Talk 2: “Is propofol-induced loss of consciousness a sleep-like state?”

Melanie Boly (Coma Science Group, University of Liege, Belgium)

SUMMARY

Mechanisms of propofol-induced fading of consciousness, as well as the relationship between propofol anesthesia and sleep remains poorly understood. We will review recent neuroimaging studies investigating neural correlates of loss of consciousness during propofol sedation and non-REM sleep. We will then highlight some commonalities as well as observed differences in terms of spontaneous EEG, or functional and effective connectivity (using high-density EEG, functional MRI or TMS-EEG) between propofol and non-REM sleep. Finally, we will discuss the implications of these results for neural correlates of consciousness and for their use as clinical tools to detect awareness during anesthesia, and in other altered consciousness states.

Symposium 1 Talk 1: Supp

Tuesday, July 3 2012 11:00-13:00 @ Dome Theatre

Symposium 1: "Consciousness fading"
Talk 1: "Block of intracortical communication by propofol-induced neural hypersynchy"

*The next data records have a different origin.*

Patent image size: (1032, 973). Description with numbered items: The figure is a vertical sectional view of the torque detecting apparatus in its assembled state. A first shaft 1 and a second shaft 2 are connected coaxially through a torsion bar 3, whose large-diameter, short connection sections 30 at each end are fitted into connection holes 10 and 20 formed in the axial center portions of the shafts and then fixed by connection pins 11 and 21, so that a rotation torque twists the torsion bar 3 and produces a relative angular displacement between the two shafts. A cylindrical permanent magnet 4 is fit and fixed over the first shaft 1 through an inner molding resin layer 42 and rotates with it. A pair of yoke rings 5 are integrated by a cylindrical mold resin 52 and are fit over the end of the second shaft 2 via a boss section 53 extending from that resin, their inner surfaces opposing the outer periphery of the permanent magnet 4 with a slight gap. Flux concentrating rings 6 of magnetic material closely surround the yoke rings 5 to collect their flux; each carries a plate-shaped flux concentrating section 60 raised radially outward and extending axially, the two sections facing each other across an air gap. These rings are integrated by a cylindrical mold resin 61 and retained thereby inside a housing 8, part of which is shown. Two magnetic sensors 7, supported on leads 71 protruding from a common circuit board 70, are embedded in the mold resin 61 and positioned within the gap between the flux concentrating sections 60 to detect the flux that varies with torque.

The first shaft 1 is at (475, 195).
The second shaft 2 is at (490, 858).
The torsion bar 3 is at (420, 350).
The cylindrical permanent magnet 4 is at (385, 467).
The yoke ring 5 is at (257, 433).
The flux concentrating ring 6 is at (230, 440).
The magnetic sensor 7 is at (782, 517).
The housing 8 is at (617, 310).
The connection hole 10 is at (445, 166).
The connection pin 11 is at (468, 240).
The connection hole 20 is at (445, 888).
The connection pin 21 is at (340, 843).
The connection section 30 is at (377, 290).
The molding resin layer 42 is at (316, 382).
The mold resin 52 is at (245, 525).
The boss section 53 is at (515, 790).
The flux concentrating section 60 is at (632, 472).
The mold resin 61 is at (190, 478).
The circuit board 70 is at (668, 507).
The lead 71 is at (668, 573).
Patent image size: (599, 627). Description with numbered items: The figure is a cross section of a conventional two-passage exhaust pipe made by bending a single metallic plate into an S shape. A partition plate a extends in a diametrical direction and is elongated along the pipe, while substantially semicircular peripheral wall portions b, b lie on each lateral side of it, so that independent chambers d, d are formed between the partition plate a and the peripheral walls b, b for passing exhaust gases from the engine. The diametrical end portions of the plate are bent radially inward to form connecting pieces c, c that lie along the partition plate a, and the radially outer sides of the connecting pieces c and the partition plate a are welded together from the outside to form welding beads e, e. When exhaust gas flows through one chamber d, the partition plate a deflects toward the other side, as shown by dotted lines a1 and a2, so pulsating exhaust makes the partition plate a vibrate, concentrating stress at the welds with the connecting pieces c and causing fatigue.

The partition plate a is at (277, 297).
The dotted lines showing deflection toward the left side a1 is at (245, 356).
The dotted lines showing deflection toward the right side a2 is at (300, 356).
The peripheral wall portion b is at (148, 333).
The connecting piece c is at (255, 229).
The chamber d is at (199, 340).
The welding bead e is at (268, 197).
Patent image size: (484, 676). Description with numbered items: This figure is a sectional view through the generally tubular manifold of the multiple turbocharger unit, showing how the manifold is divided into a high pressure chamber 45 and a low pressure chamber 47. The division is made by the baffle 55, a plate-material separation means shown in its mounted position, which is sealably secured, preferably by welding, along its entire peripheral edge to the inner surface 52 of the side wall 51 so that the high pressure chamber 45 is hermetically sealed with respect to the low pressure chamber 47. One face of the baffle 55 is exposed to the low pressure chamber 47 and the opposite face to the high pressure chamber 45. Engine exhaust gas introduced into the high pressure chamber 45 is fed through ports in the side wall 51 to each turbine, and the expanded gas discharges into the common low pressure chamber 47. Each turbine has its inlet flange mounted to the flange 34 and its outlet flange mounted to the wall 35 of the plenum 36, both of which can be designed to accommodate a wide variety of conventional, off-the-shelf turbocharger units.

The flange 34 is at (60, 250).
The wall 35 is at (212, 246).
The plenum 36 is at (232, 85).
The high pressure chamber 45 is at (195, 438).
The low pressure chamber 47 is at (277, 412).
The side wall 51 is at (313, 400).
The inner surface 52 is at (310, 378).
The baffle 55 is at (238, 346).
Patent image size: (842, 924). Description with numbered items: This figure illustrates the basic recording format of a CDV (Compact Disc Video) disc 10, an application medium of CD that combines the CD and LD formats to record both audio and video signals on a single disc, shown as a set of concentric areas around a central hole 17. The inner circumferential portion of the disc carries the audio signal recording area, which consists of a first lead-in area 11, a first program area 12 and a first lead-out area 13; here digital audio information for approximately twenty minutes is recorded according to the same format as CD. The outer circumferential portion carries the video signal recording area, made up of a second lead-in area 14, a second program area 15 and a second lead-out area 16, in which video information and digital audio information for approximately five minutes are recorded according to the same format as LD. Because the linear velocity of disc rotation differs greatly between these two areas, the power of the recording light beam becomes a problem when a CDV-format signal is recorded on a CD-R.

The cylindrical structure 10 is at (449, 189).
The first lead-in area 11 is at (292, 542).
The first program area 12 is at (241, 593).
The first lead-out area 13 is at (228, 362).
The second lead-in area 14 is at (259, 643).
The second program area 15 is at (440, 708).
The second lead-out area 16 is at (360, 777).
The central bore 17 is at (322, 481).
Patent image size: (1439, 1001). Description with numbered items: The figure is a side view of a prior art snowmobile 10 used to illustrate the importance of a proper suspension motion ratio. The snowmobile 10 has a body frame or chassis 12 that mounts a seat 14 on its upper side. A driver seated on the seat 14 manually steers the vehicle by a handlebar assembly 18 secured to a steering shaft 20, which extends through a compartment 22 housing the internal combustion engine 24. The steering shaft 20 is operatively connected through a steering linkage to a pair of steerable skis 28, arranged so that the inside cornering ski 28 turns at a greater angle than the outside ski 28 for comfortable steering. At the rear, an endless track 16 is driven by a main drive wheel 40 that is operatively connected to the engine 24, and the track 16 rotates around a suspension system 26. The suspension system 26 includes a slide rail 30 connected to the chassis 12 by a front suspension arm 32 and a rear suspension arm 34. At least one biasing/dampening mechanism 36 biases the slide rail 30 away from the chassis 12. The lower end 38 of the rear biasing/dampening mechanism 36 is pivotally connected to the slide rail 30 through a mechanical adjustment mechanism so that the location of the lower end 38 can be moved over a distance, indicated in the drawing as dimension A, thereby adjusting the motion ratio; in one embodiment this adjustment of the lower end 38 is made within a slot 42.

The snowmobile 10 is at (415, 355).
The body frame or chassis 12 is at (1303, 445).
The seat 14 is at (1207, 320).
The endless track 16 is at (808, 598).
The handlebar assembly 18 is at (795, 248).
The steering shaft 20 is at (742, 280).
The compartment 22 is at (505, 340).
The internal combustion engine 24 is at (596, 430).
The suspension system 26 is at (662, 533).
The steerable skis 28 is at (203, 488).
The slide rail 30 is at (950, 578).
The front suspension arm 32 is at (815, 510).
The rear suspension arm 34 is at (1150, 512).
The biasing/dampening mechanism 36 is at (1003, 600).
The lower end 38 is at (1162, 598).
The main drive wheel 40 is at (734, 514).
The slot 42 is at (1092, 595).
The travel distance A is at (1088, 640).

Gernot Supp (Dept. of Neurophysiology and Pathophysiology University Medical Center, Hamburg, Germany)

SUMMARY

Manipulating consciousness by anesthetic agents is everyday clinical practice. However, the key mechanisms underlying pharmacologically induced breakdown of consciousness are still largely unresolved. Unraveling the neural determinants of loss of consciousness, apart from its obvious medical advances, may shed new light on brain processes relevant for the emergence of consciousness. The presentations of this symposium will discuss complementary findings that suggest convergent conclusions and highlight the implications of anesthesia research for understanding the neural mechanisms of consciousness. The first and the second presentation will focus on propofol anesthesia as a model of drug-induced loss of consciousness, and discuss recent experimental evidence suggesting that propofol anesthesia induces hypersynchronous ongoing activity leading to a brain state during which information processing is severely compromised, and functional integration across different areas is strongly reduced. The second presentation will also highlight potential similarities between the neurophysiological changes induced by propofol and those observed during sleep. The third presentation of the symposium will, in addition to discussing recent modeling work on the mechanisms of propofol anesthesia, provide a broader framework for understanding changes in neural dynamics under general anesthesia.